Question #65f9c

1 Answer
Oct 19, 2016

Aqueous solvated hydrogen ions (acid) and hydroxide ions (base) both have especially high conductance in water. So when you have the neutral solution with not much of either, conductivity drops.

Explanation:

Suppose you are on one side of a crowd and you have a baseball that you want to deliver to the other side. You can't throw the hard ball because that is too dangerous, so you have two choices. You can muscle through the crowd, carrying the ball along, or you can pass the ball to the next person, then the next, etc while you stay put. Most likely the second approach is faster.

Now suppose you have a hydrochloric acid solution. The chloride ions can move only slowly by muscling through the crowd. But the hydrogen ions don't have to do that. The water molecules have multiple dissociable protons, so instead of moving a whole solvated proton structure through the mass of liquid it's possible to just pass an individual proton from one molecule to the next. The bulk of the water structure stays in place like you do when you pass the baseball. The hydrogen ions in the acid pass the "baseball" of positive charge instead of having to muscle through the liquid crowd.

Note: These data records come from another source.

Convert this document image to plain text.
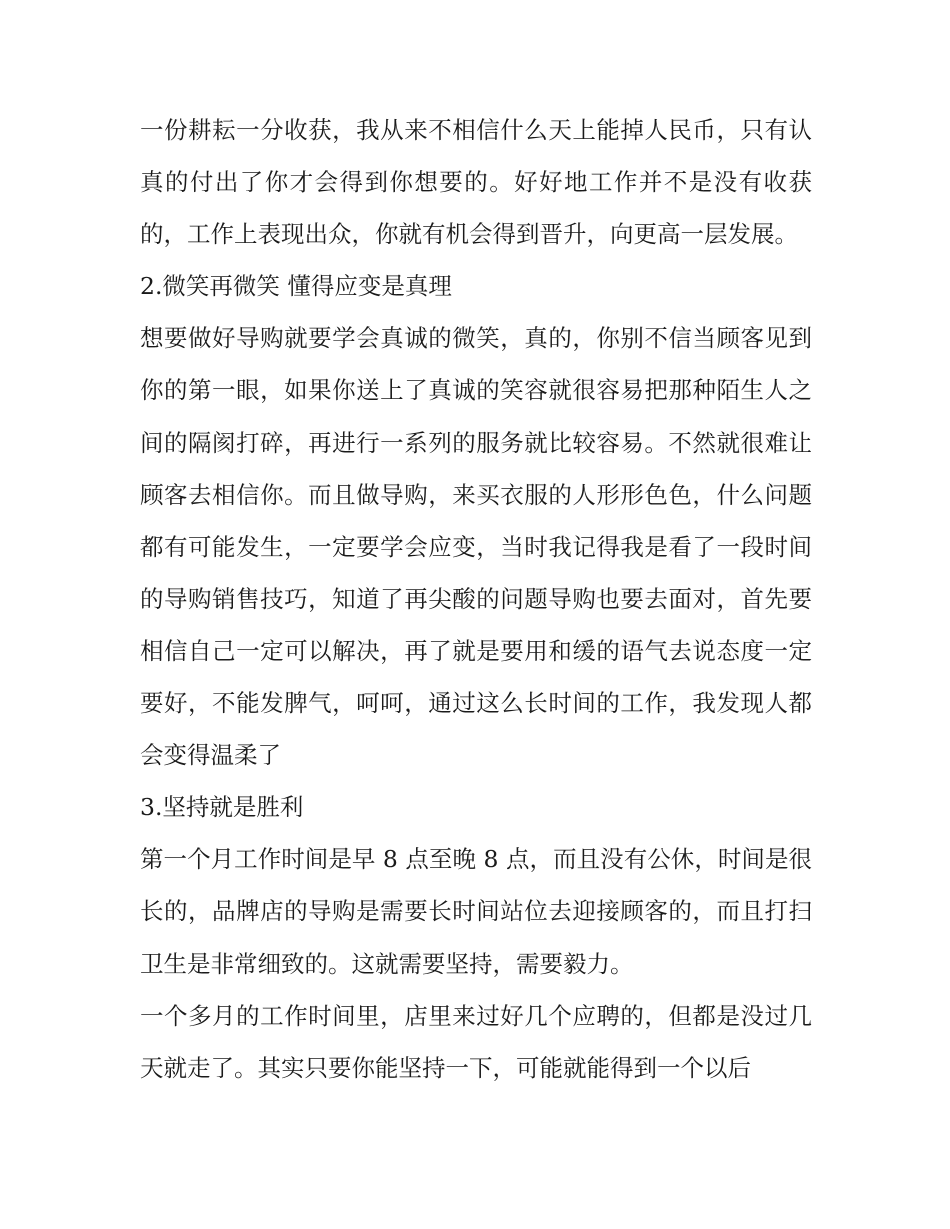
一份耕耘一分收获，我从来不相信什么天上能掉人民币，只有认真的付出了你才会得到你想要的。好好地工作并不是没有收获的，工作上表现出众，你就有机会得到晋升，向更高一层发展。

2.微笑再微笑 懂得应变是真理

想要做好导购就要学会真诚的微笑，真的，你别不信当顾客见到你的第一眼，如果你送上了真诚的笑容就很容易把那种陌生人之间的隔阂打碎，再进行一系列的服务就比较容易。不然就很难让顾客去相信你。而且做导购，来买衣服的人形形色色，什么问题都有可能发生，一定要学会应变，当时我记得我是看了一段时间的导购销售技巧，知道了再尖酸的问题导购也要去面对，首先要相信自己一定可以解决，再了就是要用和缓的语气去说态度一定要好，不能发脾气，呵呵，通过这么长时间的工作，我发现人都会变得温柔了

3.坚持就是胜利

第一个月工作时间是早 8 点至晚 8 点，而且没有公休，时间是很长的，品牌店的导购是需要长时间站位去迎接顾客的，而且打扫卫生是非常细致的。这就需要坚持，需要毅力。

一个多月的工作时间里，店里来过好几个应聘的，但都是没过几天就走了。其实只要你能坚持一下，可能就能得到一个以后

The same thing happens with an alkali like sodium hydroxide. While the sodium ions are fighting their way through the liquid, the hydroxide ions efficiently relay their charge from one molecule to another, by taking protons from neighboring water molecules.

So solvated hydrogen ions in aqueous acid and hydroxide ions in bases can conduct their charge very efficiently by exploiting their proton-transfer acid-base reactivity with water. The ions that remain when the acid and base are neutralized to form a stable salt can't do that and thus conduct electricity only slowly.